Синев смотрел на него с любопытством, почти жалостливым.
– Андрей Яковлевич, да ведь нехорошо… И как только в вас совмещается все это… ну, ведь сознаете же вы… Ну, признайтесь, поймите, скажите вслух, громко, что было нехорошо?
Ревизанов ответил ему без улыбки, с серьезным, почти угрюмым взглядом:
– Хорошо или не хорошо, а не переменишь, если было. Хвалиться нечем, а отрекаться – горд.
– Смелый же вы человек! – вздохнул Петр Дмитриевич, глядя на него с любопытством.
– Да, робеть и труса праздновать не в моих правилах.
– Дело в том, Петр Дмитриевич, – продолжал он, подумав, – что, если человек сам сознает в себе преступника и не боится им остаться, так трусить посторонней пустопорожней болтовни и считаться с нею – ему нечего.
– Послушайте! это… – начал было смущенный Синев.
Ревизанов захохотал:
– Нет, вы погодите хватать меня за шиворот. Я не дамся: я если и преступник, то на легальных основаниях.
Синев покраснел.
– Черт знает что такое! – проворчал он. – С вами разговаривать – что по канату ходить.
– Лет пять тому назад, – медленно говорил Ревизанов, – я поссорился с одним банкиром… Блюмом его звали…
– Я знаю эту историю.
– Он меня оскорбил, а я его уничтожил. Сперва подразнил и помучил на биржевых качелях: de la baisse, a hausse[111]
– а потом, просто-напросто, взял из его конторы свой вклад, крупный таки куш, в минуту самых трудных платежей. Что называется, взорвал банкира на воздух. Блюм лопнул и бежал. Теперь где-то в Америке околачивается. То ли фокусы белой магии показывает, то ли сапоги на улицах чистит. Десятки семейств разорились, были случаи и самоубийств, и сумасшествий…– Что же из этого следует?

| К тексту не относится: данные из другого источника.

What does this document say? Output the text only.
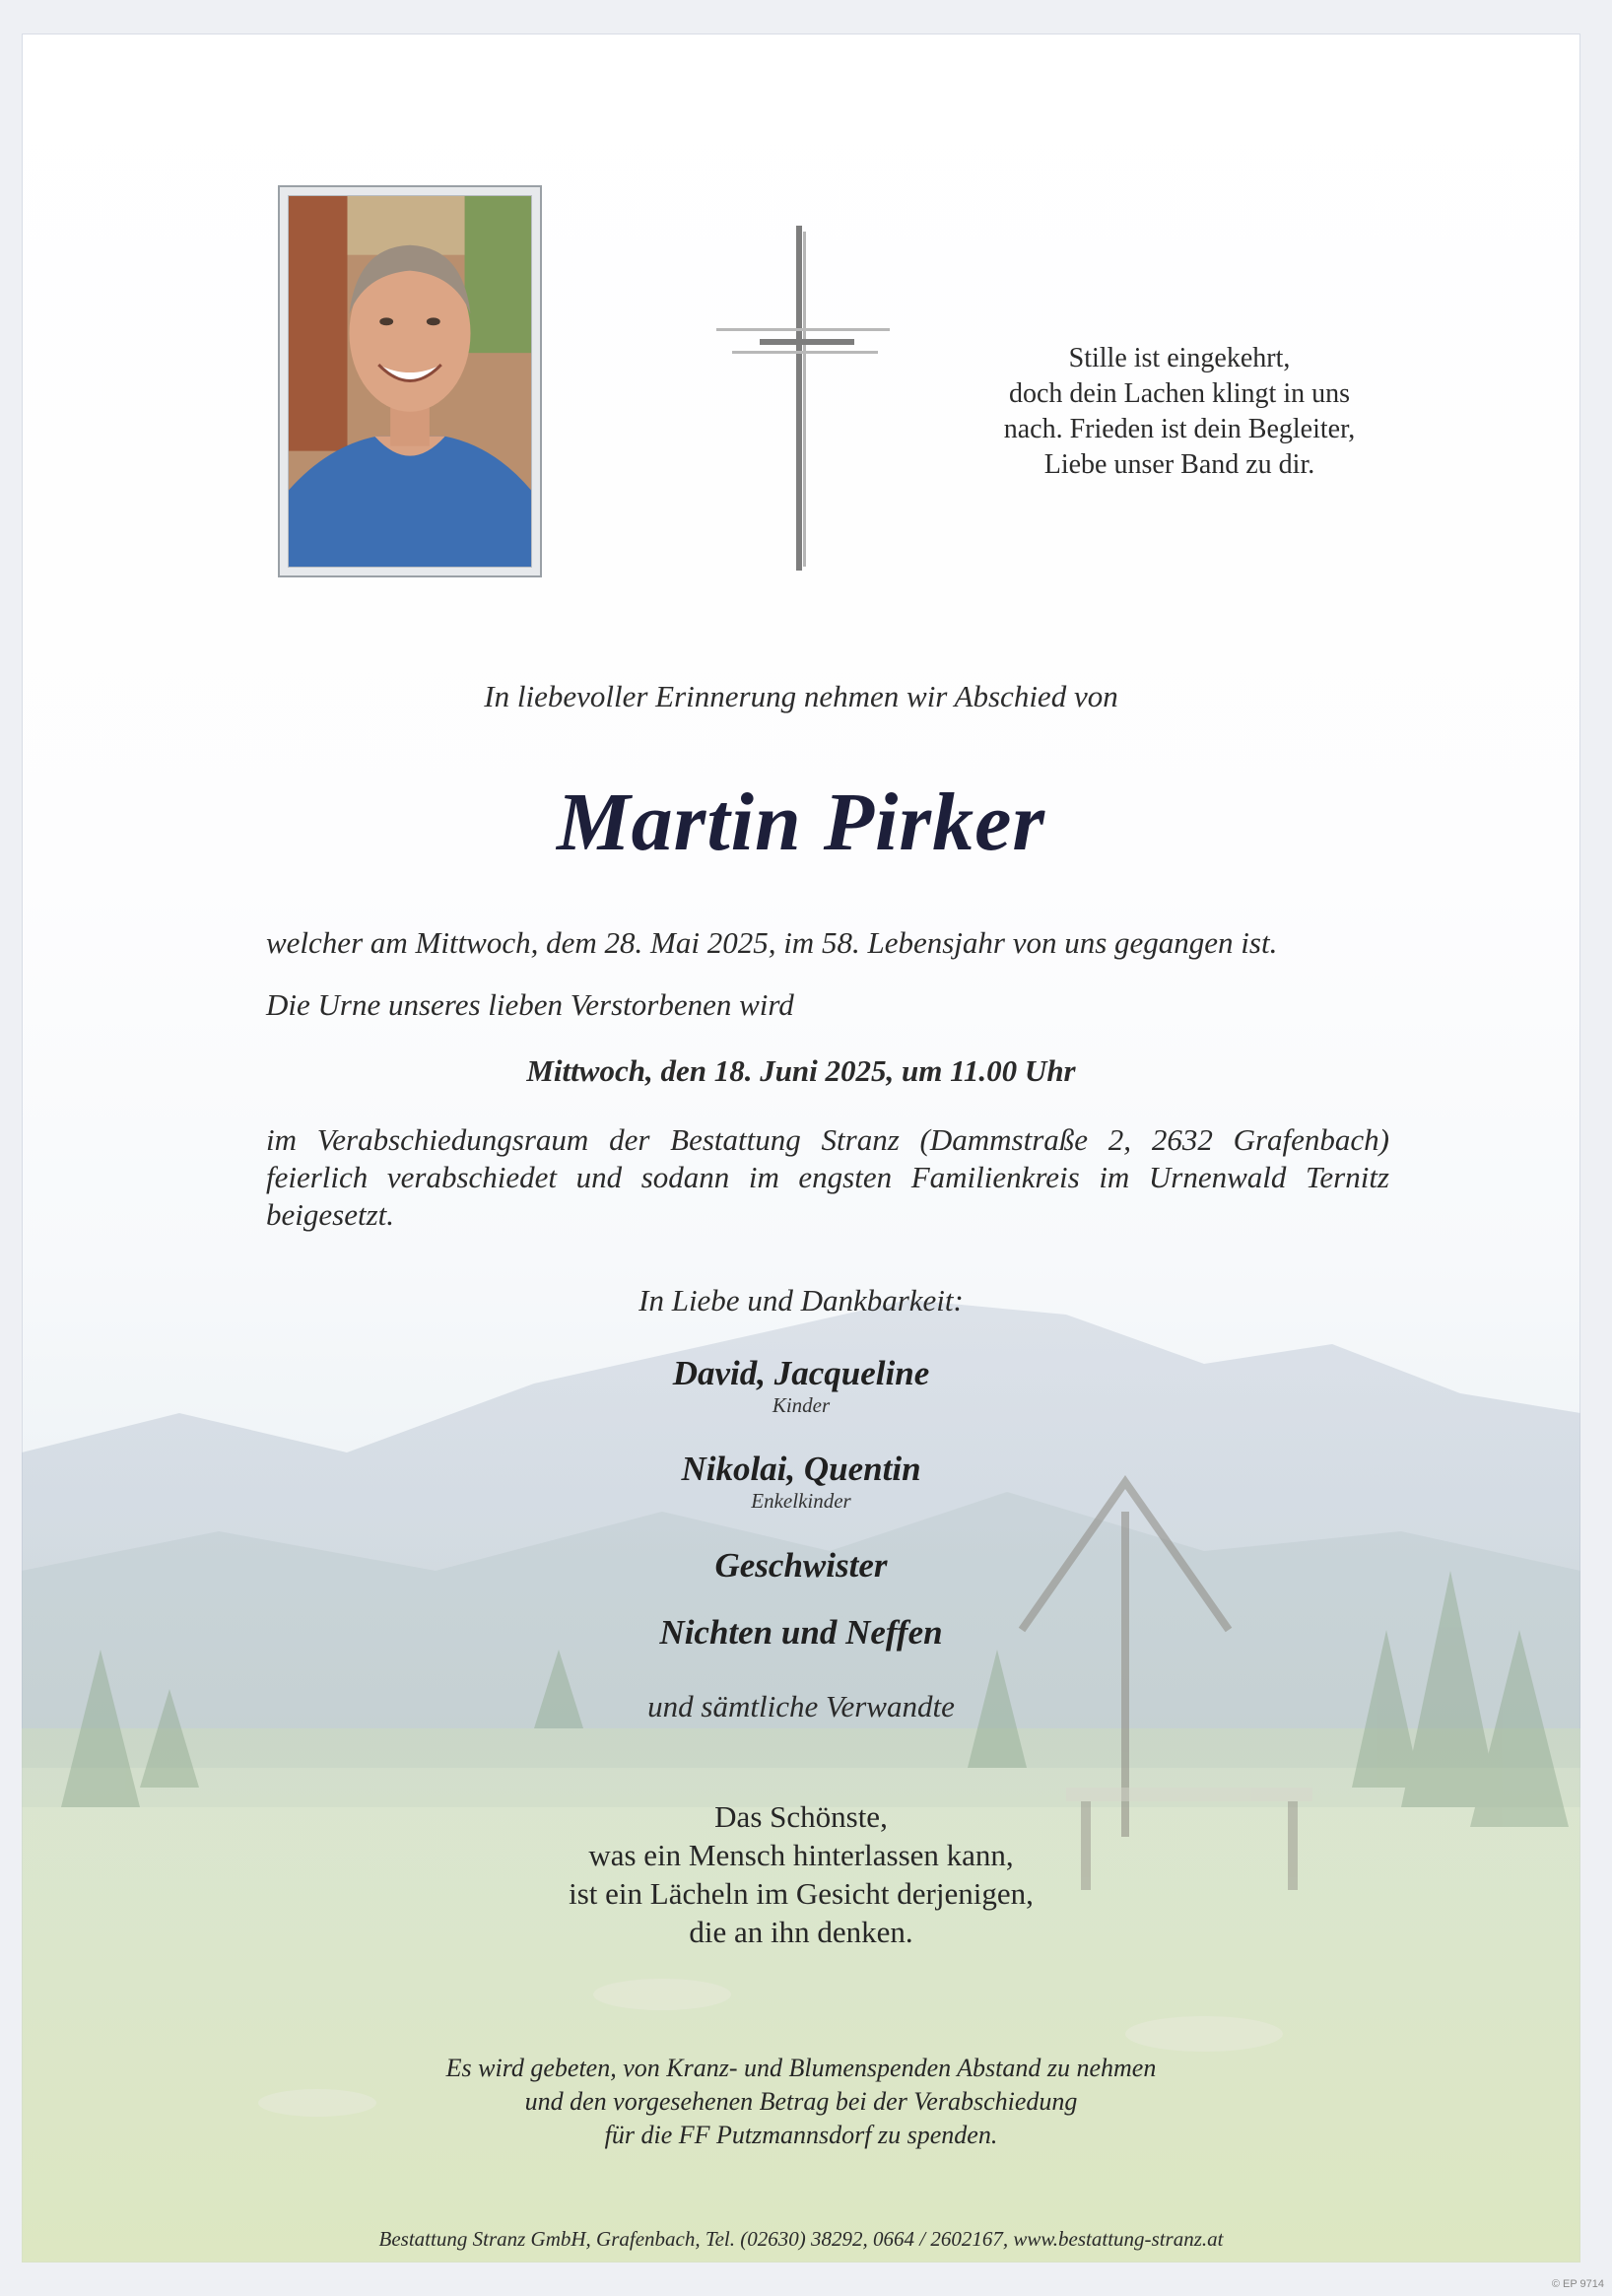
Stille ist eingekehrt,
doch dein Lachen klingt in uns
nach. Frieden ist dein Begleiter,
Liebe unser Band zu dir.
In liebevoller Erinnerung nehmen wir Abschied von
Martin Pirker
welcher am Mittwoch, dem 28. Mai 2025, im 58. Lebensjahr von uns gegangen ist.
Die Urne unseres lieben Verstorbenen wird
Mittwoch, den 18. Juni 2025, um 11.00 Uhr
im Verabschiedungsraum der Bestattung Stranz (Dammstraße 2, 2632 Grafenbach) feierlich verabschiedet und sodann im engsten Familienkreis im Urnenwald Ternitz beigesetzt.
In Liebe und Dankbarkeit:
David, Jacqueline
Kinder
Nikolai, Quentin
Enkelkinder
Geschwister
Nichten und Neffen
und sämtliche Verwandte
Das Schönste,
was ein Mensch hinterlassen kann,
ist ein Lächeln im Gesicht derjenigen,
die an ihn denken.
Es wird gebeten, von Kranz- und Blumenspenden Abstand zu nehmen
und den vorgesehenen Betrag bei der Verabschiedung
für die FF Putzmannsdorf zu spenden.
Bestattung Stranz GmbH, Grafenbach, Tel. (02630) 38292, 0664 / 2602167, www.bestattung-stranz.at
© EP 9714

– Позвольте!.. Далее: недавно я сыграл на понижение черепановских акций и в неделю заработал, – если только подходит сюда такое слово, – пятьсот тысяч рублей; но в результате этой операции опять десятки семейств должны были пойти по миру и, конечно, пошли. Не идиот же я, чтобы не предвидеть трагического конца, когда начинал Блюмову кампанию, когда ввязался в черепановскую игру, – однако и в игру ввязался и кампанию начал… На вашем юридическом языке это, кажется, называется – «по предварительно обдуманному намерению»? Так, что ли?
Он смотрел на следователя с горькою и холодною насмешкою.
– Ну, что же… конечно… – бормотал сбитый с толку Петр Дмитриевич, не зная, что отвечать. – Но это уже – в области морали, вне нашей компетенции… а так – по общежитию то есть и юридическому смыслу – вы действовали в пределах своего права.
Ревизанов строго возразил:
– Если вы считаете меня вправе убить сотню человек крахом банка, почему мне не убить одного человека ударом ножа или известною дозою мышьяку?
Синев махнул рукою:
– Отвечу вам любимыми словами милейшего Степана Ильича Верховского: «Софизмы, батюшка, старые софизмы!» – да еще с прескверным ароматом вдобавок: Сибирью пахнут.
Ревизанов возразил отрицательным движением руки, полным самоуверенного сознания своей силы:
– «Что Сибирь! далеко Сибирь!» Шпекин и не подозревал, голубчик, какую гениальную фразу он сказал. Сибирь – учреждение для дураков и нищих. Ну, вообразите-ка, для примера, преступником меня, вашего покорнейшего слугу? Неужели я буду так глуп – дамся вам отправить меня в Сибирь?
– Вот тебе на! отчего же нет?
– Оттого, что между мною и Сибирью, – принимая Сибирь как общий образ уголовного наказания, – всегда останутся три барьера: ловкость, смелость и богатство.
– Деньгами от уголовщины не отвертитесь!
– Будто?
– Замять уголовное дело? да ни за сто тысяч!
– За иные дела платят и больше, – подразнивал Андрей Яковлевич.
– Порядочному человеку это безразлично.
– Порядочному… – протянул Ревизанов. – А вы имели когда-нибудь в своем распоряжении сто тысяч?
– Конечно нет.
– Хорошая сумма. Круглая.
– Какая бы ни была!
Ревизанов мелодраматически склонил пред ним свою голову:
– Вы бескорыстны. Это делает вам честь!
– Подкуп! – размышлял Петр Дмитриевич. – Ну хорошо: сегодня вы откупитесь, завтра, послезавтра… но не монетный же вы двор, чтобы постоянно выбрасывать из кармана по сто тысяч…
– Да ведь и не каторга же я воплощенная, чтобы постоянно нуждаться в подкупе.
Прощаясь с Синевым, Ревизанов звал его на завтра обедать.
– Не могу, Андрей Яковлевич, простите. Завтра воскресенье: я искони абонирован Верховскими.
– Ага! тогда в понедельник. Кланяйтесь Верховским.
– Верховскому solo, – поправил Синев. – Людмила Александровна уехала.
– Да? – удивился Ревизанов, глядя в сторону. – Куда это она?